When performing NL, CN or FEAE, the authors always respect the following principles of surgical physiology: they seek to achieve a complete absence of tension on the fundoplication; and the upper margin of the gastric fundoplication was always placed below the hiatus and, except in a minority of cases of “ultra-short” esophagus, above the 2 clips marking the GEJ, to avoid the formation of an acid pocket between the margin. superior of the fundoplication and the Z line, due to the production of acid secretion by the oxyntic cells of the hypocardial portion of the stomach [40].

In the 19 cases of ultrashort esophagus (6.1%), the Z line could not be located below the diaphragmatic hiatus, and the upper margin of the fundoplication could be positioned only 1 to 1.5 cm above the Z line. native. Two of the 19 patients (10.4%) complained of GERD symptoms and mild esophagitis in the absence of HH recurrence; both patients underwent successful medical therapy.

Conclusions

In conclusion, the authors demonstrated that in the PPI era, CVD is present in almost a third of cases undergoing routine surgery for GERD or NAHH; This is particularly common in NAFLD types II and IV, and is currently incorrectly called “giant paraesophageal hernia” [22].

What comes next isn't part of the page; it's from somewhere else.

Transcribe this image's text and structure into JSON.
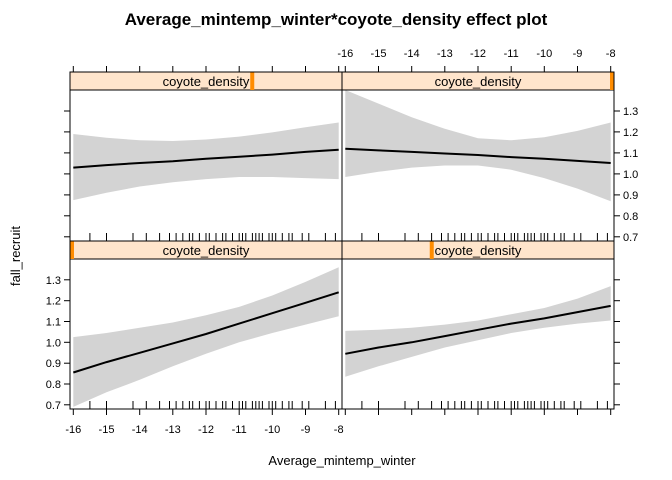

Based on a critical interpretation of the literature, one could argue that hundreds of FEAE procedures have produced good clinical results, most likely without having consciously performed those procedures [12].

This speculation, when combined with the results they achieved in their FEAE series, should be enough to attract the interest of esophageal surgeons, including believers and non-believers, within the domain of the short esophagus, and justify – from an ethical – their participation in a multicenter randomized trial to compare the results of CN and FEAE in CVD cases, using the clinical and surgical methods that the authors adopted in the case series of the present study.